Il rischio della dispersione rimane sempre lì, dietro l’angolo. La tentazione di chiudere l’app e tornare alla sicurezza di un film già visto mille volte è forte. Eppure, c’è una sorta di eccitazione nel pensare che il prossimo grande documentario o la prossima analisi politica illuminante non passeranno necessariamente per i canali ufficiali, ma arriveranno direttamente dalla passione di un singolo individuo che ha deciso di parlare al mondo dal proprio salotto, per finire poi nel nostro. È una circolarità che ha qualcosa di poetico, un ritorno alle origini della narrazione orale, pur mediata dai pixel e dai segnali digitali. Resta da vedere se saremo capaci di stare fermi, di guardare davvero, senza lasciarci tentare dalla prossima notifica che vibra in tasca.

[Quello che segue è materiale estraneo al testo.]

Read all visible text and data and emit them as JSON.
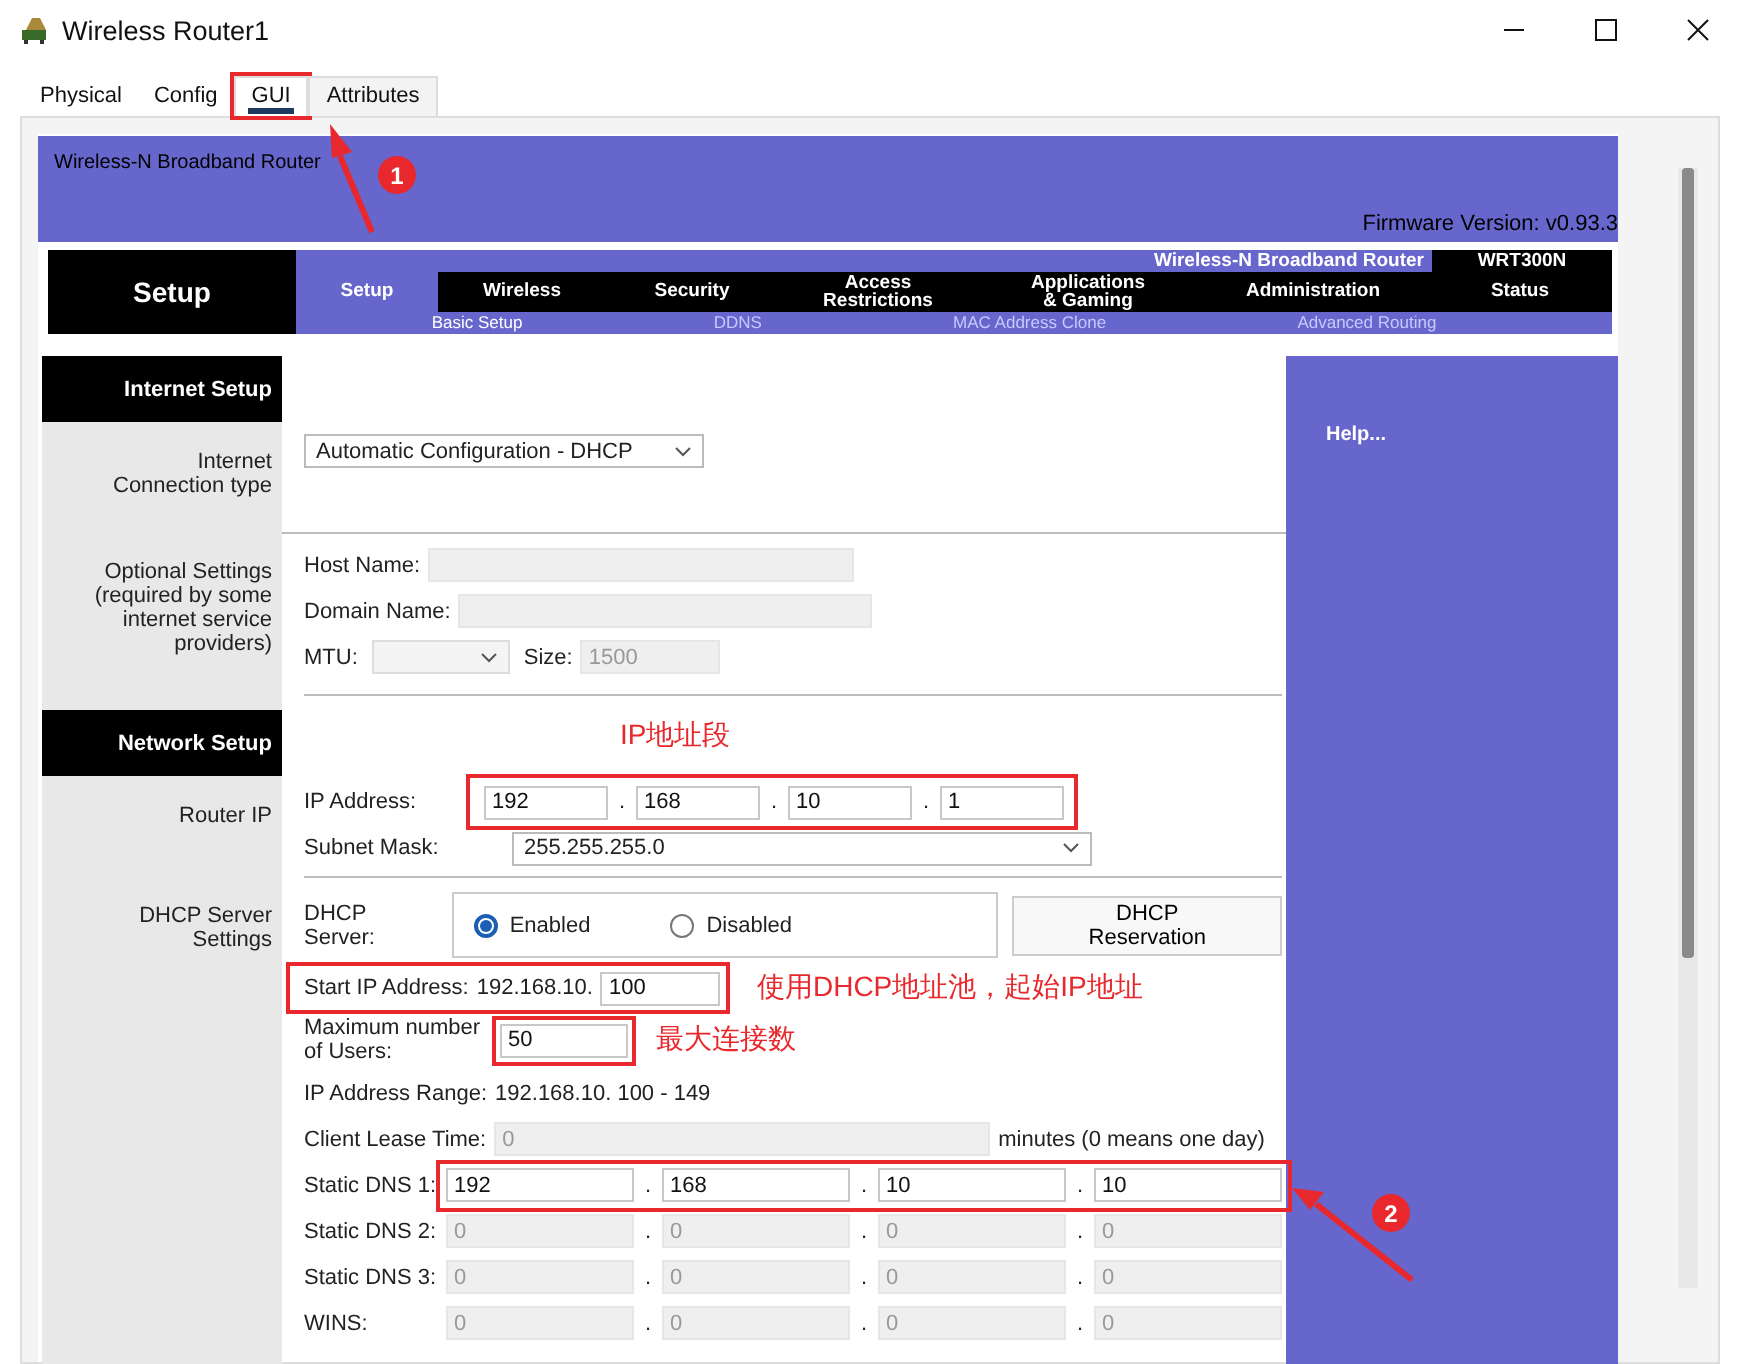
{
  "window": {
    "title": "Wireless Router1"
  },
  "tabs": [
    {
      "label": "Physical",
      "selected": false,
      "highlighted": false
    },
    {
      "label": "Config",
      "selected": false,
      "highlighted": false
    },
    {
      "label": "GUI",
      "selected": true,
      "highlighted": true
    },
    {
      "label": "Attributes",
      "selected": false,
      "highlighted": false
    }
  ],
  "header": {
    "title": "Wireless-N Broadband Router",
    "firmware": "Firmware Version: v0.93.3"
  },
  "nav": {
    "section": "Setup",
    "product": "Wireless-N Broadband Router",
    "model": "WRT300N",
    "tabs": [
      {
        "label": "Setup",
        "selected": true
      },
      {
        "label": "Wireless",
        "selected": false
      },
      {
        "label": "Security",
        "selected": false
      },
      {
        "label": "Access\nRestrictions",
        "selected": false
      },
      {
        "label": "Applications\n& Gaming",
        "selected": false
      },
      {
        "label": "Administration",
        "selected": false
      },
      {
        "label": "Status",
        "selected": false
      }
    ],
    "subtabs": [
      {
        "label": "Basic Setup",
        "selected": true
      },
      {
        "label": "DDNS",
        "selected": false
      },
      {
        "label": "MAC Address Clone",
        "selected": false
      },
      {
        "label": "Advanced Routing",
        "selected": false
      }
    ]
  },
  "internet_setup": {
    "heading": "Internet Setup",
    "connection_label": "Internet\nConnection type",
    "connection_type": "Automatic Configuration - DHCP",
    "optional_label": "Optional Settings\n(required by some\ninternet service\nproviders)",
    "host_name": {
      "label": "Host Name:",
      "disabled": true
    },
    "domain_name": {
      "label": "Domain Name:",
      "disabled": true
    },
    "mtu": {
      "label": "MTU:",
      "disabled": true
    },
    "size": {
      "label": "Size:",
      "value": "1500",
      "disabled": true
    }
  },
  "network_setup": {
    "heading": "Network Setup",
    "note": "IP地址段",
    "router_ip_label": "Router IP",
    "ip_address": {
      "label": "IP Address:",
      "octets": [
        "192",
        "168",
        "10",
        "1"
      ],
      "separators": [
        ".",
        ".",
        "."
      ],
      "highlighted": true
    },
    "subnet_mask": {
      "label": "Subnet Mask:",
      "value": "255.255.255.0"
    },
    "dhcp_label": "DHCP Server\nSettings",
    "dhcp_server": {
      "label": "DHCP\nServer:",
      "options": [
        {
          "label": "Enabled",
          "selected": true
        },
        {
          "label": "Disabled",
          "selected": false
        }
      ]
    },
    "reservation_button": "DHCP\nReservation",
    "start_ip": {
      "label": "Start IP Address:",
      "prefix": "192.168.10.",
      "value": "100",
      "highlighted": true,
      "note": "使用DHCP地址池，起始IP地址"
    },
    "max_users": {
      "label": "Maximum number\nof Users:",
      "value": "50",
      "highlighted": true,
      "note": "最大连接数"
    },
    "ip_range": {
      "label": "IP Address Range:",
      "value": "192.168.10. 100 - 149"
    },
    "lease": {
      "label": "Client Lease Time:",
      "value": "0",
      "disabled": true,
      "suffix": "minutes (0 means one day)"
    },
    "dns": [
      {
        "label": "Static DNS 1:",
        "octets": [
          "192",
          "168",
          "10",
          "10"
        ],
        "separators": [
          ".",
          ".",
          "."
        ],
        "disabled": false,
        "highlighted": true
      },
      {
        "label": "Static DNS 2:",
        "octets": [
          "0",
          "0",
          "0",
          "0"
        ],
        "separators": [
          ".",
          ".",
          "."
        ],
        "disabled": true,
        "highlighted": false
      },
      {
        "label": "Static DNS 3:",
        "octets": [
          "0",
          "0",
          "0",
          "0"
        ],
        "separators": [
          ".",
          ".",
          "."
        ],
        "disabled": true,
        "highlighted": false
      },
      {
        "label": "WINS:",
        "octets": [
          "0",
          "0",
          "0",
          "0"
        ],
        "separators": [
          ".",
          ".",
          "."
        ],
        "disabled": true,
        "highlighted": false
      }
    ]
  },
  "help": "Help...",
  "callouts": [
    {
      "number": "1"
    },
    {
      "number": "2"
    }
  ]
}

Chissà se questa mossa riuscirà davvero a cambiare le nostre serate o se rimarrà solo una delle tante icone inutilizzate nei nostri menu smart. La scommessa è aperta e, come spesso accade quando si parla di cultura e tecnologia, la risposta non dipenderà dalle righe di codice o dalla risoluzione delle immagini, ma dalla capacità di quegli autori di continuare a dirci qualcosa per cui valga la pena restare a guardare. Vedremo se il divano diventerà il nuovo tempio della riflessione o se resterà semplicemente il luogo dove ci addormentiamo stanchi, cullati da voci che, pur intelligenti, non riescono a vincere la nostra cronica mancanza di attenzione. Forse la vera rivoluzione non è l’app in sé, ma la nostra voglia di riscoprire il piacere di un racconto lungo, profondo, che non ha fretta di finire.
Cosa succederà quando la nostra lista di letture diventerà una lista di visioni? Vorrei sapere se anche voi sentite questo bisogno di rallentare, o se l’idea di un’altra piattaforma sul televisore vi stanca già in partenza.